Another study involving vitamin D and weight, which also has yet to be peer-reviewed, found that men with overweight or obesity were significantly more likely to have inadequate 25(OH)D levels of < 20 ng/mL (50 nmol/L) independent of demographic and lifestyle factors. This was not seen among women. Compared with men who had normal weight, men with overweight were more likely to have vitamin D inadequacy (adjusted odds ratio [OR], 1.2; P = .03), as were men with obesity (adjusted OR, 1.4; P = .001), after adjusting for age, sex, place of residence, education, physical activity, alcohol consumption, and smoking.

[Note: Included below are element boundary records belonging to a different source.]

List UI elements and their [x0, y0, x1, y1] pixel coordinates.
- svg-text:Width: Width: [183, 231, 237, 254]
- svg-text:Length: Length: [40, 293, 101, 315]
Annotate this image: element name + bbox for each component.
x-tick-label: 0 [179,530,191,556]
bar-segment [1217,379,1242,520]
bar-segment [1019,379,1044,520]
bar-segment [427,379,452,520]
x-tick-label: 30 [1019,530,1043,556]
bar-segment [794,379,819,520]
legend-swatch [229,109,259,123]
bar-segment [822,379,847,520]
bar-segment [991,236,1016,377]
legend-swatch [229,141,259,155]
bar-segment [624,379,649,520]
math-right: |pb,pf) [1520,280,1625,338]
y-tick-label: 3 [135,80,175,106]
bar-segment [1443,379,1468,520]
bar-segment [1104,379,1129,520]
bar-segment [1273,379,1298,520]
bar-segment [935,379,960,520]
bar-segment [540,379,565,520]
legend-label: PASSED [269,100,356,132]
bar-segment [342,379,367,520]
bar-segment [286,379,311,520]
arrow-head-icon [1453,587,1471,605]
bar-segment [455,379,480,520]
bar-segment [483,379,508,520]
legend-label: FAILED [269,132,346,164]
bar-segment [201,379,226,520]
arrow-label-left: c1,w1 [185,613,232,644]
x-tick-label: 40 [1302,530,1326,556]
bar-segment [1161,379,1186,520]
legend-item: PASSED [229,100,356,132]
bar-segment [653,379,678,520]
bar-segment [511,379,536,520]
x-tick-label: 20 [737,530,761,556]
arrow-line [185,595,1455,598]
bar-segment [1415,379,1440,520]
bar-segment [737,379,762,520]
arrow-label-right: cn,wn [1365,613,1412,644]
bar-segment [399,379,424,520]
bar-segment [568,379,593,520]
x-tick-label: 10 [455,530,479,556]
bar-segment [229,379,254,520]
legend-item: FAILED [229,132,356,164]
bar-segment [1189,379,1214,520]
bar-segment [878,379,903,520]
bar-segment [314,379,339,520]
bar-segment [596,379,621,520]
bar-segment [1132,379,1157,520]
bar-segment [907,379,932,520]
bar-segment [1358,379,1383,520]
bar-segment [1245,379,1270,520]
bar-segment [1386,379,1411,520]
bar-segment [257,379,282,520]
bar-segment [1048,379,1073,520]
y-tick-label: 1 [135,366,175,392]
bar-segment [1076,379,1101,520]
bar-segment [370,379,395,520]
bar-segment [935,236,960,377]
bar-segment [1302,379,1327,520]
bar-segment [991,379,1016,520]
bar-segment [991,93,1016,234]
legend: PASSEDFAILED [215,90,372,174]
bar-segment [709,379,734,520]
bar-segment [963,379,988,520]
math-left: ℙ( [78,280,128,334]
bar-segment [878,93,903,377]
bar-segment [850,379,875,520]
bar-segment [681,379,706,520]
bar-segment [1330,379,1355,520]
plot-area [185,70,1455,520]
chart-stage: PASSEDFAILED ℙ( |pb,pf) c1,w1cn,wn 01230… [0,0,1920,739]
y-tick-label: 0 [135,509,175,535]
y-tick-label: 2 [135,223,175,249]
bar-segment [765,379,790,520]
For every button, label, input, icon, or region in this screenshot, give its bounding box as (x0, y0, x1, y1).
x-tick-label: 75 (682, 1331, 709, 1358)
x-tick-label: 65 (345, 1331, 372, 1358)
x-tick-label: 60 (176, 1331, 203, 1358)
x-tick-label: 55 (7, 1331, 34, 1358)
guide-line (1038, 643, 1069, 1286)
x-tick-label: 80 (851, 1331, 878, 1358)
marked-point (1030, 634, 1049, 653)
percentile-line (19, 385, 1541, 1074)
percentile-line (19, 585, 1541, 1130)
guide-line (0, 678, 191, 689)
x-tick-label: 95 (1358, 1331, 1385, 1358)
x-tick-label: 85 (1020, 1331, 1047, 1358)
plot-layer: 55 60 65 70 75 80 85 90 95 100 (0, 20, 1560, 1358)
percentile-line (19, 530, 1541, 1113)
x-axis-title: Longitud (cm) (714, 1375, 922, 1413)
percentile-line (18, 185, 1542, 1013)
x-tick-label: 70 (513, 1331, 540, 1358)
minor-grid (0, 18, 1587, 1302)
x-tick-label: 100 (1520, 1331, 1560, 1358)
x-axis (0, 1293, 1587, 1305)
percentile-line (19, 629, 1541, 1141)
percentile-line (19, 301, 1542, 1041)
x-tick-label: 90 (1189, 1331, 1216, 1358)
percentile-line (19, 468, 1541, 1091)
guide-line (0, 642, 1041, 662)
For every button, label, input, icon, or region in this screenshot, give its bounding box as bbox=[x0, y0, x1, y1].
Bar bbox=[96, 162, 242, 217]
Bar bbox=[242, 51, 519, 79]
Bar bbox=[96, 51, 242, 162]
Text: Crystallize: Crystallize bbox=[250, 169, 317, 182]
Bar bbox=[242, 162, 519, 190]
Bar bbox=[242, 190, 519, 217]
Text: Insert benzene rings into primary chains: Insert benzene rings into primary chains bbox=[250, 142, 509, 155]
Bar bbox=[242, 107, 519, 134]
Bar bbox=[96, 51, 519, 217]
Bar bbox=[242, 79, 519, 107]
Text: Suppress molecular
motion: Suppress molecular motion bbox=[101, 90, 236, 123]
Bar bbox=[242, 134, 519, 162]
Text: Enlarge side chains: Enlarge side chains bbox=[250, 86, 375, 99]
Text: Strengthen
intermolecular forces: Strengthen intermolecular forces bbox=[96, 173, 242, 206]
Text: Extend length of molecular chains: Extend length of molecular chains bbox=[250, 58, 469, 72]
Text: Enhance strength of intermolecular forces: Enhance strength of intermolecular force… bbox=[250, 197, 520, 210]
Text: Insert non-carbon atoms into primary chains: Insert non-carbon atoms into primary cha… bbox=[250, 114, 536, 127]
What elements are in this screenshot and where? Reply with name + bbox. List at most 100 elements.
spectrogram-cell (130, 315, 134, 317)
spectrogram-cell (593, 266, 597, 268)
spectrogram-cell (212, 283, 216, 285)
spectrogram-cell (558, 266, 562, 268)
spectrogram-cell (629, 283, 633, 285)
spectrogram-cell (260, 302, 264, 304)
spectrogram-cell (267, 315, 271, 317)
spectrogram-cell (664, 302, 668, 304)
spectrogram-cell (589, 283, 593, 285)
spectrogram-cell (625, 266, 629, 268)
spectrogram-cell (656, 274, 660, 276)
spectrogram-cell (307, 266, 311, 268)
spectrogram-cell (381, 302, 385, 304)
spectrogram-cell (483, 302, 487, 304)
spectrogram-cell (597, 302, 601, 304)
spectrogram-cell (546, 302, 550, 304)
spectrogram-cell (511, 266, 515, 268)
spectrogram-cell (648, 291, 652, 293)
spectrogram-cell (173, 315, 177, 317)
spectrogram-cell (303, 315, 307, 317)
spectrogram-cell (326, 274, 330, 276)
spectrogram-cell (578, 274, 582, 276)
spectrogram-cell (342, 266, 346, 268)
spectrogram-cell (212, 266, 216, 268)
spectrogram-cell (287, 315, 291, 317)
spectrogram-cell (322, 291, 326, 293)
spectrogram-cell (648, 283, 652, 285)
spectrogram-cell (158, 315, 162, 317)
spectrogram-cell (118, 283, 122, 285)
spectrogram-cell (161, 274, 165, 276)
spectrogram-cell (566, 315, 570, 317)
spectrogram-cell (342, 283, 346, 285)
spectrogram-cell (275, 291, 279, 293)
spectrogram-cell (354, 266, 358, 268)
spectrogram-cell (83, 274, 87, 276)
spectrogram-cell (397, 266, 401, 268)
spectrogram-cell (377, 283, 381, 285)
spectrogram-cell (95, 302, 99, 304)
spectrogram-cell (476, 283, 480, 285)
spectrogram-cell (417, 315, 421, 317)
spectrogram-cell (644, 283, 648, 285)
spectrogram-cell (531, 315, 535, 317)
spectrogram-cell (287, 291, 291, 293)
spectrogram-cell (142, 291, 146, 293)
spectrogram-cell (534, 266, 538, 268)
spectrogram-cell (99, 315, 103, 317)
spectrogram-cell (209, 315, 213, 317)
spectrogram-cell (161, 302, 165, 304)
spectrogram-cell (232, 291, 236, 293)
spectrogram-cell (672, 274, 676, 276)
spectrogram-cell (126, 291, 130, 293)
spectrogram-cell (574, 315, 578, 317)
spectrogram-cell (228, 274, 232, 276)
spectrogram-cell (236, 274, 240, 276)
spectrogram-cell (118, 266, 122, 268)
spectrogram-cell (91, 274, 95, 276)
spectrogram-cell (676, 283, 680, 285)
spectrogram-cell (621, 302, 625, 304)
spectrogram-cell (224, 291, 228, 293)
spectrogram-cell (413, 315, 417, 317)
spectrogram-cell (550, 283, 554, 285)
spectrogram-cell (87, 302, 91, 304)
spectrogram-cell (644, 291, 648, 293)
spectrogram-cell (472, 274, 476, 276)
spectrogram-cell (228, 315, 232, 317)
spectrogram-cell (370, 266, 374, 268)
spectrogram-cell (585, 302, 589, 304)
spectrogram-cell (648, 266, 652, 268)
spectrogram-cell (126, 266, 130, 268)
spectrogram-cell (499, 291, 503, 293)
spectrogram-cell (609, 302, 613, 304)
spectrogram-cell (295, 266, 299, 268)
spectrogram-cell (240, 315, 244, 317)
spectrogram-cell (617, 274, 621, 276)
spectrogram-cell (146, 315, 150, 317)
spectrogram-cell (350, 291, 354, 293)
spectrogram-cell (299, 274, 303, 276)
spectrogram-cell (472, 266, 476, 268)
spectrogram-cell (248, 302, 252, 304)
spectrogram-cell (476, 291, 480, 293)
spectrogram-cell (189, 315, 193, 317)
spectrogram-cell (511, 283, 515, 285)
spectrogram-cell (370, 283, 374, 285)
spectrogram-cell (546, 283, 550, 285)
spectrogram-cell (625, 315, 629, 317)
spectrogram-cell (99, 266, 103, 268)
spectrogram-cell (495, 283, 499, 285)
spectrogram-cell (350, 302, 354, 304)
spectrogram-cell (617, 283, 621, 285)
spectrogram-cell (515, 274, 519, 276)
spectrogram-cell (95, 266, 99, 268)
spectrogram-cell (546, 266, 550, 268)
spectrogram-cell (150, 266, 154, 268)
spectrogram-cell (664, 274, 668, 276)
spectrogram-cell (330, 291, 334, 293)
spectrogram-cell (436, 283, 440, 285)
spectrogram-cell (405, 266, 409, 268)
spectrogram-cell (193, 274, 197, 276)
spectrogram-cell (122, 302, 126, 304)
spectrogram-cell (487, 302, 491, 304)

Vitamin D deficiency was also recently tied to breast cancer risk in Hispanic and Black women. Vitamin D levels were measured from blood samples in 290 Black/African American women and 125 non-Black Hispanic/Latina women who developed breast cancer as well as 1084 Black/African American women and 461 Hispanic/Latina women who did not develop breast cancer. Over an average follow-up of 9.2 years, women with sufficient circulating 25(OH)D levels (20 ng/mL) had a 21% lower breast cancer rate than women with concentrations below this cut point, although the result fell short of statistical significance (hazard ratio [HR], 0.79; 95% CI, 0.61-1.02). The inverse association was strongest in Hispanic/Latina women (HR, 0.52; 95% CI, 0.29-0.93), with a weaker association seen in Black/African American women (HR, 0.89; 95% CI, 0.68-1.18; P for heterogeneity = .13).

Earlier this year, vitamin D deficiency was also linked to increased likelihood of developing severe or critical COVID-19. In a study based on data from Israel’s first two COVID waves, patients with vitamin D deficiency were 14 times more likely to have a severe or critical disease. The mortality rate among those with insufficient vitamin D levels was 25.6%, compared with 2.3% among those with adequate levels. These differences were consistent even after researchers controlled for age, gender, and history of chronic disease. Health officials in several countries have recommended vitamin D supplements during the pandemic.